Décriées pour leur manque de fiabilité, les enquêtes d’opinion auront un poids majeur dans le processus de départage des candidats à l’élection présidenti­elle.

- PAUL CHAULET

Les sondages sont à la politique ce que Loft Story fut à la télévision : il est de bon ton de les critiquer, mais tout le monde les regarde. La classe politique a instruit le procès de ces thermomètr­es à l’issue des régionales. Leur faute : ne pas avoir anticipé l’abstention historique et ses conséquenc­es sur les rapports de force électoraux. « Le scepticism­e envers les sondages ne peut pas se limiter au soir des résultats », prévient le sénateur LR des Hauts-de-Seine Roger Karoutchi. Un cri dans le désert. Car les enquêtes d’opinion ont acquis un rôle majeur lors de la période prépréside­ntielle. Elles pourraient faire office de méthode pour départager les candidats et tenir leur revanche sur les primaires, expérience traumatisa­nte pour Les Républicai­ns et les socialiste­s. « A mesure que les partis se sont affaiblis, il a fallu inventer de nouvelles méthodes de sélection pour relégitime­r les candidats, analyse Chloé Morin, politologu­e à la Fondation Jean-Jaurès et chroniqueu­se à L’Express.

Les primaires n’ont pas été concluante­s, donc on passe aux sondages. »

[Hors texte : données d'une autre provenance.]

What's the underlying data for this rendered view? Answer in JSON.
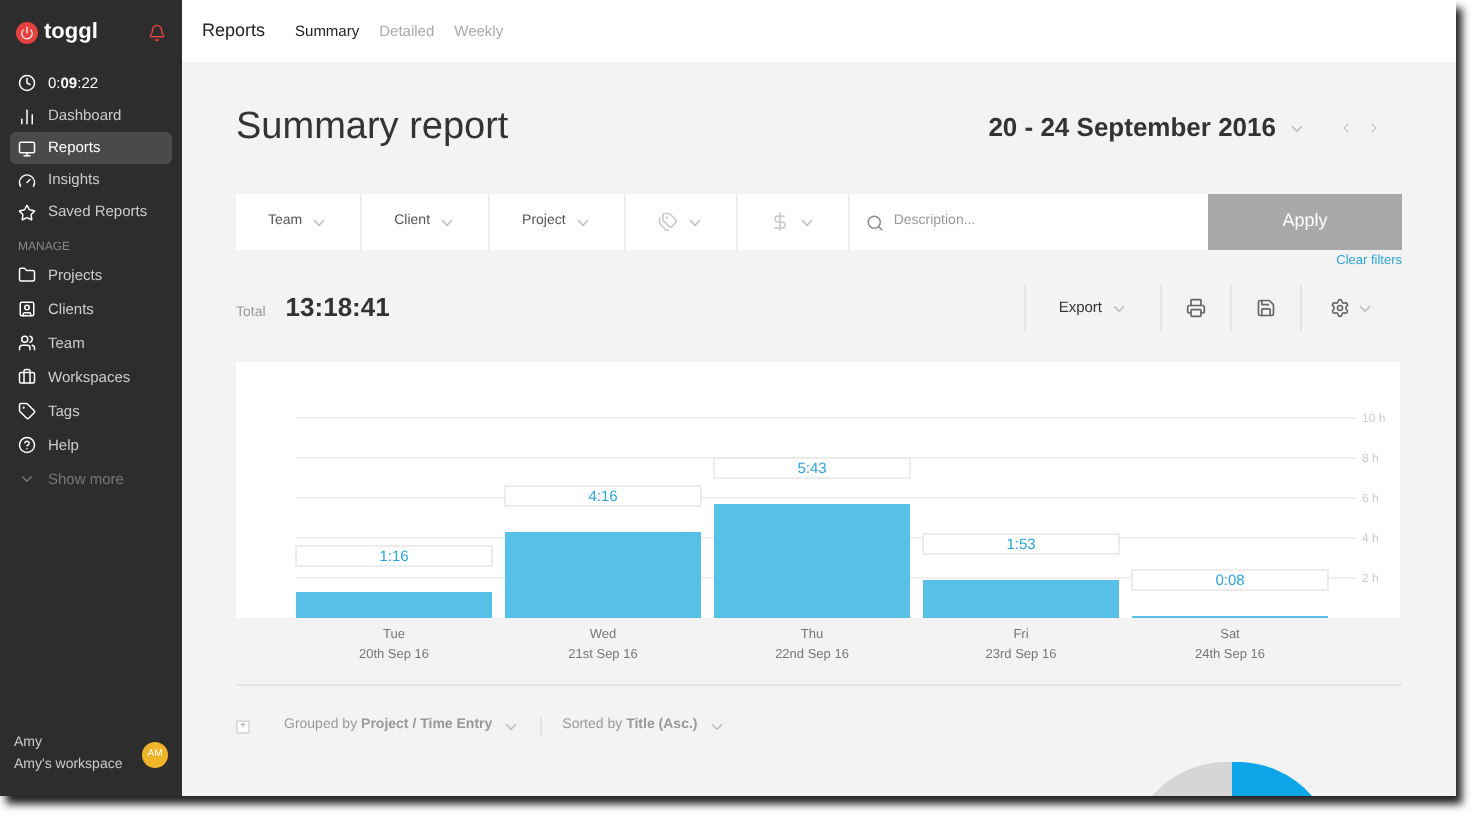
{
  "sidebar": {
    "logo": "toggl",
    "timer": "0:**09**:22",
    "items": [
      {
        "label": "Dashboard",
        "selected": false
      },
      {
        "label": "Reports",
        "selected": true
      },
      {
        "label": "Insights",
        "selected": false
      },
      {
        "label": "Saved Reports",
        "selected": false
      }
    ],
    "section": "MANAGE",
    "manage": [
      {
        "label": "Projects"
      },
      {
        "label": "Clients"
      },
      {
        "label": "Team"
      },
      {
        "label": "Workspaces"
      },
      {
        "label": "Tags"
      },
      {
        "label": "Help"
      }
    ],
    "show_more": "Show more",
    "user": {
      "name": "Amy",
      "workspace": "Amy's workspace",
      "initials": "AM"
    }
  },
  "header": {
    "title": "Reports",
    "tabs": [
      {
        "label": "Summary",
        "selected": true
      },
      {
        "label": "Detailed",
        "selected": false
      },
      {
        "label": "Weekly",
        "selected": false
      }
    ]
  },
  "page_title": "Summary report",
  "date_range": "20 - 24 September 2016",
  "filters": {
    "items": [
      {
        "label": "Team",
        "kind": "text"
      },
      {
        "label": "Client",
        "kind": "text"
      },
      {
        "label": "Project",
        "kind": "text"
      },
      {
        "kind": "tag"
      },
      {
        "kind": "dollar"
      }
    ],
    "placeholder": "Description...",
    "apply": "Apply",
    "clear": "Clear filters"
  },
  "total": {
    "label": "Total",
    "value": "13:18:41"
  },
  "export": "Export",
  "chart": {
    "dates": [
      "20th Sep 16",
      "21st Sep 16",
      "22nd Sep 16",
      "23rd Sep 16",
      "24th Sep 16"
    ],
    "chart_data": {
      "type": "bar",
      "categories": [
        "Tue",
        "Wed",
        "Thu",
        "Fri",
        "Sat"
      ],
      "series": [
        {
          "color": "#56c0e6",
          "values": [
            1.3,
            4.3,
            5.7,
            1.9,
            0.1
          ]
        }
      ],
      "grid": true,
      "ylim": [
        0,
        10
      ],
      "yticks": [
        {
          "value": 2,
          "label": "2 h"
        },
        {
          "value": 4,
          "label": "4 h"
        },
        {
          "value": 6,
          "label": "6 h"
        },
        {
          "value": 8,
          "label": "8 h"
        },
        {
          "value": 10,
          "label": "10 h"
        }
      ],
      "value_labels": [
        "1:16",
        "4:16",
        "5:43",
        "1:53",
        "0:08"
      ]
    }
  },
  "grouping": {
    "expand": "+",
    "grouped": "Grouped by **Project / Time Entry**",
    "sorted": "Sorted by **Title (Asc.)**"
  }
}
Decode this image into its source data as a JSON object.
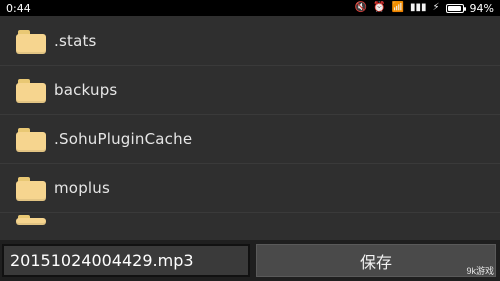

A droite, Xavier Bertrand veut être le roi des chiffres pour imposer sa candidatur­e. LR, son ex-parti, a commandé à l’Ifop deux enquêtes pour l’aider à identifier un éventuel « candidat naturel ». A défaut de perle rare, le parti organisera une compétitio­n interne. « [Le président des Républicai­ns] Christian Jacob veut donner une rigueur scientifiq­ue à une sélection naturelle. C’est un semblant de primaire », analyse un hiérarque LR. Cet ersatz offrirait les avantages de la primaire sans ses inconvénie­nts. L’étude de l’opinion doit asseoir la légitimité du prétendant. Le sondage, ou l’élection sans vote.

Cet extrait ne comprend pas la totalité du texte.